Localization: Barossa Valley, Barossa, South Australia, Australia
Tasting Notes: Effusive aromas of dark plums, cola, blueberries, and raspberries can all be found on the nose of the 2019 Woodcutter's Shiraz. Predominantly raised in older hogsheads, there are hints of vanilla as well. Medium to full-bodied, reasonably lush and soft, with a lingering, softly dusty, and gently savory finish, this is another outstanding vintage for this wine.
92 points Wine Enthusiast: This wine offers oodles of plush, plump plum, and cherry accented by flowers, peppery spice, soy, and iron. The palate delivers what the nose suggests. It’s broad-shouldered but neatly cupped by fine, chalky tannins. There’s a lucidity here thanks to minimal oak. Tangy fruit and a saline note carry the finish. It’s a charming example of modern Barossa Shiraz. Editors’ Choice.

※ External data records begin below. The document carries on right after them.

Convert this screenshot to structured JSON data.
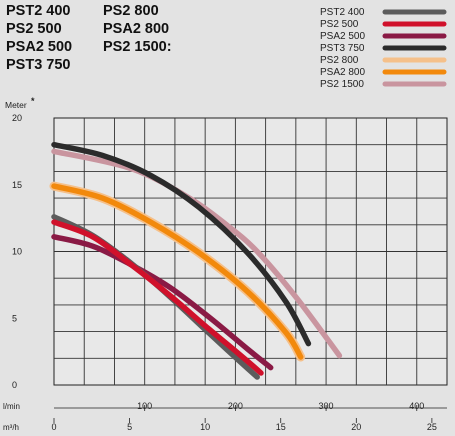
{
  "header": {
    "col1": [
      "PST2 400",
      "PS2 500",
      "PSA2 500",
      "PST3 750"
    ],
    "col2": [
      "PS2 800",
      "PSA2 800",
      "PS2 1500:"
    ]
  },
  "chart_data": {
    "type": "line",
    "ylabel": "Meter",
    "ylabel_mark": "*",
    "xlabel_lmin": "l/min",
    "xlabel_m3h": "m³/h",
    "ylim": [
      0,
      20
    ],
    "yticks": [
      0,
      5,
      10,
      15,
      20
    ],
    "xlim": [
      0,
      26
    ],
    "xticks_m3h": [
      0,
      5,
      10,
      15,
      20,
      25
    ],
    "xticks_lmin": [
      100,
      200,
      300,
      400
    ],
    "grid": true,
    "legend_position": "top-right",
    "series": [
      {
        "name": "PST2 400",
        "color": "#5c5c5c",
        "x": [
          0,
          4,
          8,
          12,
          16,
          19,
          21
        ],
        "y": [
          12.6,
          11.2,
          9.1,
          6.6,
          3.9,
          1.9,
          0.6
        ]
      },
      {
        "name": "PS2 500",
        "color": "#d0112b",
        "x": [
          0,
          4,
          8,
          12,
          16,
          19,
          21.4
        ],
        "y": [
          12.2,
          11.1,
          9.0,
          6.7,
          4.2,
          2.4,
          0.9
        ]
      },
      {
        "name": "PSA2 500",
        "color": "#8a1a45",
        "x": [
          0,
          4,
          8,
          12,
          16,
          20,
          22.4
        ],
        "y": [
          11.1,
          10.4,
          9.0,
          7.3,
          5.1,
          2.7,
          1.3
        ]
      },
      {
        "name": "PST3 750",
        "color": "#2b2b2b",
        "x": [
          0,
          5,
          10,
          15,
          20,
          24,
          26.3
        ],
        "y": [
          18.0,
          17.2,
          15.7,
          13.3,
          9.9,
          6.2,
          3.1
        ]
      },
      {
        "name": "PS2 800",
        "color": "#f5c08a",
        "x": [
          0,
          5,
          10,
          15,
          20,
          24,
          25.5
        ],
        "y": [
          14.9,
          14.0,
          12.2,
          9.9,
          7.0,
          3.9,
          2.1
        ]
      },
      {
        "name": "PSA2 800",
        "color": "#f2890c",
        "x": [
          0,
          5,
          10,
          15,
          20,
          24,
          25.5
        ],
        "y": [
          14.9,
          14.0,
          12.2,
          9.9,
          7.0,
          3.9,
          2.1
        ]
      },
      {
        "name": "PS2 1500",
        "color": "#c9959f",
        "x": [
          0,
          8,
          14,
          18,
          21,
          25,
          29.5
        ],
        "y": [
          17.5,
          16.2,
          14.0,
          11.9,
          10.0,
          6.6,
          2.2
        ]
      }
    ]
  }
}
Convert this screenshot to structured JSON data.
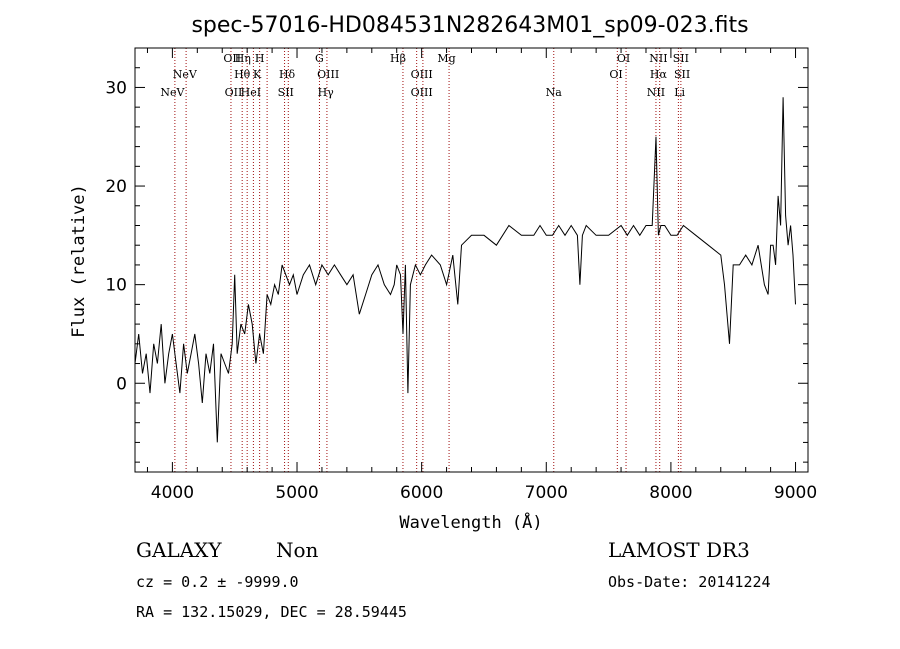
{
  "chart_data": {
    "type": "line",
    "title": "spec-57016-HD084531N282643M01_sp09-023.fits",
    "xlabel": "Wavelength (Å)",
    "ylabel": "Flux (relative)",
    "xlim": [
      3700,
      9100
    ],
    "ylim": [
      -9,
      34
    ],
    "xticks": [
      4000,
      5000,
      6000,
      7000,
      8000,
      9000
    ],
    "yticks": [
      0,
      10,
      20,
      30
    ],
    "series": [
      {
        "name": "flux",
        "x": [
          3700,
          3730,
          3760,
          3790,
          3820,
          3850,
          3880,
          3910,
          3940,
          3970,
          4000,
          4030,
          4060,
          4090,
          4120,
          4150,
          4180,
          4210,
          4240,
          4270,
          4300,
          4330,
          4360,
          4390,
          4420,
          4450,
          4480,
          4500,
          4520,
          4550,
          4580,
          4610,
          4640,
          4670,
          4700,
          4730,
          4760,
          4790,
          4820,
          4850,
          4880,
          4910,
          4940,
          4970,
          5000,
          5050,
          5100,
          5150,
          5200,
          5250,
          5300,
          5350,
          5400,
          5450,
          5500,
          5550,
          5600,
          5650,
          5700,
          5750,
          5780,
          5800,
          5830,
          5850,
          5870,
          5890,
          5910,
          5950,
          5990,
          6030,
          6080,
          6150,
          6200,
          6250,
          6290,
          6320,
          6400,
          6500,
          6600,
          6700,
          6800,
          6900,
          6950,
          7000,
          7050,
          7100,
          7150,
          7200,
          7250,
          7270,
          7290,
          7320,
          7400,
          7500,
          7600,
          7650,
          7700,
          7750,
          7800,
          7850,
          7880,
          7900,
          7920,
          7950,
          8000,
          8050,
          8100,
          8200,
          8300,
          8400,
          8430,
          8470,
          8500,
          8550,
          8600,
          8650,
          8700,
          8750,
          8780,
          8800,
          8820,
          8840,
          8860,
          8880,
          8900,
          8920,
          8940,
          8960,
          8980,
          9000
        ],
        "y": [
          2,
          5,
          1,
          3,
          -1,
          4,
          2,
          6,
          0,
          3,
          5,
          2,
          -1,
          4,
          1,
          3,
          5,
          2,
          -2,
          3,
          1,
          4,
          -6,
          3,
          2,
          1,
          4,
          11,
          3,
          6,
          5,
          8,
          6,
          2,
          5,
          3,
          9,
          8,
          10,
          9,
          12,
          11,
          10,
          11,
          9,
          11,
          12,
          10,
          12,
          11,
          12,
          11,
          10,
          11,
          7,
          9,
          11,
          12,
          10,
          9,
          10,
          12,
          11,
          5,
          12,
          -1,
          10,
          12,
          11,
          12,
          13,
          12,
          10,
          13,
          8,
          14,
          15,
          15,
          14,
          16,
          15,
          15,
          16,
          15,
          15,
          16,
          15,
          16,
          15,
          10,
          15,
          16,
          15,
          15,
          16,
          15,
          16,
          15,
          16,
          16,
          25,
          15,
          16,
          16,
          15,
          15,
          16,
          15,
          14,
          13,
          10,
          4,
          12,
          12,
          13,
          12,
          14,
          10,
          9,
          14,
          14,
          12,
          19,
          16,
          29,
          17,
          14,
          16,
          13,
          8
        ]
      }
    ],
    "emission_lines": {
      "row1": [
        {
          "label": "OII",
          "x": 4480
        },
        {
          "label": "Hη",
          "x": 4565
        },
        {
          "label": "H",
          "x": 4700
        },
        {
          "label": "G",
          "x": 5180
        },
        {
          "label": "Hβ",
          "x": 5810
        },
        {
          "label": "Mg",
          "x": 6200
        },
        {
          "label": "OI",
          "x": 7620
        },
        {
          "label": "NII",
          "x": 7900
        },
        {
          "label": "SII",
          "x": 8080
        }
      ],
      "row2": [
        {
          "label": "NeV",
          "x": 4100
        },
        {
          "label": "Hθ",
          "x": 4560
        },
        {
          "label": "K",
          "x": 4680
        },
        {
          "label": "Hδ",
          "x": 4920
        },
        {
          "label": "OIII",
          "x": 5250
        },
        {
          "label": "OIII",
          "x": 6000
        },
        {
          "label": "OI",
          "x": 7560
        },
        {
          "label": "Hα",
          "x": 7900
        },
        {
          "label": "SII",
          "x": 8090
        }
      ],
      "row3": [
        {
          "label": "NeV",
          "x": 4000
        },
        {
          "label": "OII",
          "x": 4490
        },
        {
          "label": "HeI",
          "x": 4630
        },
        {
          "label": "SII",
          "x": 4910
        },
        {
          "label": "Hγ",
          "x": 5230
        },
        {
          "label": "OIII",
          "x": 6000
        },
        {
          "label": "Na",
          "x": 7060
        },
        {
          "label": "NII",
          "x": 7880
        },
        {
          "label": "Li",
          "x": 8070
        }
      ],
      "marker_x": [
        4020,
        4110,
        4470,
        4560,
        4600,
        4650,
        4700,
        4760,
        4900,
        4930,
        5180,
        5240,
        5850,
        5960,
        6010,
        6220,
        7060,
        7570,
        7640,
        7880,
        7910,
        8060,
        8080
      ]
    }
  },
  "info": {
    "object_class": "GALAXY",
    "subclass": "Non",
    "redshift": "cz = 0.2 ± -9999.0",
    "coordinates": "RA = 132.15029, DEC =  28.59445",
    "survey": "LAMOST DR3",
    "obs_date": "Obs-Date: 20141224"
  },
  "colors": {
    "axis": "#000000",
    "line_marker": "#a01010",
    "spectrum": "#000000"
  }
}
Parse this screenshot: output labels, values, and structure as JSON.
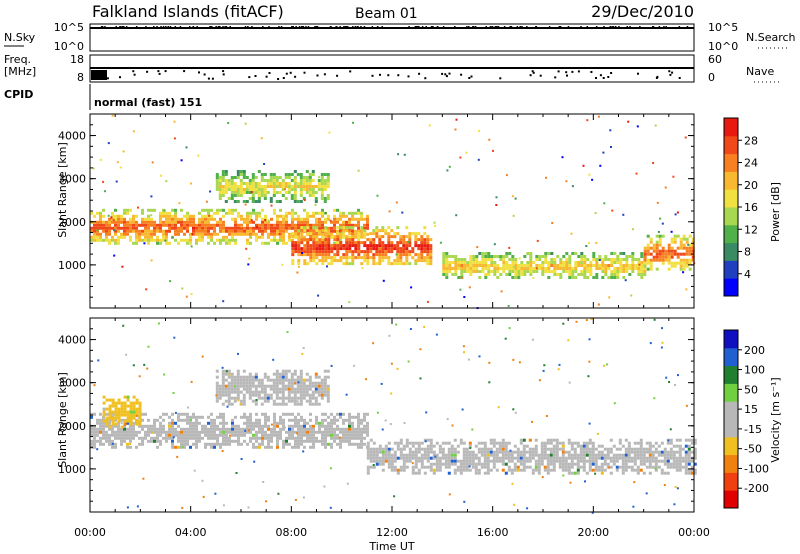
{
  "header": {
    "station": "Falkland Islands (fitACF)",
    "beam": "Beam 01",
    "date": "29/Dec/2010"
  },
  "top_panels": {
    "nsky_label": "N.Sky",
    "nsky_ticks": [
      "10^5",
      "10^0"
    ],
    "nsearch_label": "N.Search",
    "nsearch_ticks": [
      "10^5",
      "10^0"
    ],
    "freq_label_1": "Freq.",
    "freq_label_2": "[MHz]",
    "freq_ticks": [
      "18",
      "8"
    ],
    "nave_label": "Nave",
    "nave_ticks": [
      "60",
      "0"
    ],
    "cpid_label": "CPID",
    "cpid_value": "normal (fast) 151"
  },
  "colors": {
    "power_scale": [
      "#0000ff",
      "#2040c0",
      "#3a8a64",
      "#50b04a",
      "#a8d850",
      "#f0e040",
      "#f8b830",
      "#f88020",
      "#f04818",
      "#e81a10"
    ],
    "velocity_scale": [
      "#1010c0",
      "#2060d0",
      "#208030",
      "#70d040",
      "#b8b8b8",
      "#b8b8b8",
      "#f0c020",
      "#f08010",
      "#f04010",
      "#e00000"
    ],
    "scatter_gray": "#b8b8b8"
  },
  "chart_data": [
    {
      "type": "heatmap",
      "name": "Power",
      "xlabel": "",
      "ylabel": "Slant Range [km]",
      "xlim": [
        0,
        24
      ],
      "ylim": [
        0,
        4500
      ],
      "yticks": [
        "1000",
        "2000",
        "3000",
        "4000"
      ],
      "colorbar_label": "Power [dB]",
      "colorbar_ticks": [
        "4",
        "8",
        "12",
        "16",
        "20",
        "24",
        "28"
      ],
      "bands": [
        {
          "range_km": [
            1500,
            2300
          ],
          "power_db": 24,
          "from_h": 0,
          "to_h": 11
        },
        {
          "range_km": [
            1000,
            1900
          ],
          "power_db": 26,
          "from_h": 8,
          "to_h": 13.5
        },
        {
          "range_km": [
            700,
            1300
          ],
          "power_db": 18,
          "from_h": 14,
          "to_h": 22
        },
        {
          "range_km": [
            900,
            1700
          ],
          "power_db": 24,
          "from_h": 22,
          "to_h": 24
        },
        {
          "range_km": [
            2500,
            3200
          ],
          "power_db": 16,
          "from_h": 5,
          "to_h": 9.5
        }
      ]
    },
    {
      "type": "heatmap",
      "name": "Velocity",
      "xlabel": "Time UT",
      "ylabel": "Slant Range [km]",
      "xlim": [
        0,
        24
      ],
      "ylim": [
        0,
        4500
      ],
      "yticks": [
        "1000",
        "2000",
        "3000",
        "4000"
      ],
      "xticks": [
        "00:00",
        "04:00",
        "08:00",
        "12:00",
        "16:00",
        "20:00",
        "00:00"
      ],
      "colorbar_label": "Velocity [m s⁻¹]",
      "colorbar_ticks": [
        "200",
        "100",
        "50",
        "15",
        "-15",
        "-50",
        "-100",
        "-200"
      ],
      "bands": [
        {
          "range_km": [
            1500,
            2300
          ],
          "velocity_ms": 0,
          "from_h": 0,
          "to_h": 11
        },
        {
          "range_km": [
            900,
            1700
          ],
          "velocity_ms": 0,
          "from_h": 11,
          "to_h": 24
        },
        {
          "range_km": [
            2500,
            3300
          ],
          "velocity_ms": 0,
          "from_h": 5,
          "to_h": 9.5
        },
        {
          "range_km": [
            2000,
            2700
          ],
          "velocity_ms": -80,
          "from_h": 0.5,
          "to_h": 2
        }
      ]
    }
  ]
}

Notes: This wine reflects the up-and-coming Shiraz vineyards of the Barossa, rather than the battle-hardened old vines that make up the core of our other cuvées. But like all Torbreck wines, Woodcutter’s Shiraz receives the very best viticultural and winemaking treatment. Fruit is sourced from hand-harvested and hand-tended, low-yielding vines, then open fermented and gently basket pressed before aging on fine lees for 12 months in large format seasoned barrels and foudres. Although this wine is constantly praised for its succulence and richness, there is also complexity and texture which is rarely found at this price.
The Domain: Torbreck, founded in 1994 by David Powell, is situated at Marananga on the western ridge of the Barossa. Since that time he has produced some of the world's finest 'Rhone varietal' wines, exclusively from Barossa fruit; this has been acknowledged by the wine press in Europe, America, and Australia. The overwhelming majority of his vines are dry-grown, nearly all are 80 - 125 years old and are tended and harvested by hand.
The wines have an extraordinary combination of power, intensity, complexity, and great finesse, and bearing in mind the age of the vines and the laughably low yields, no Torbreck wine could ever be accused of being heavy, cloying, or over-extracted.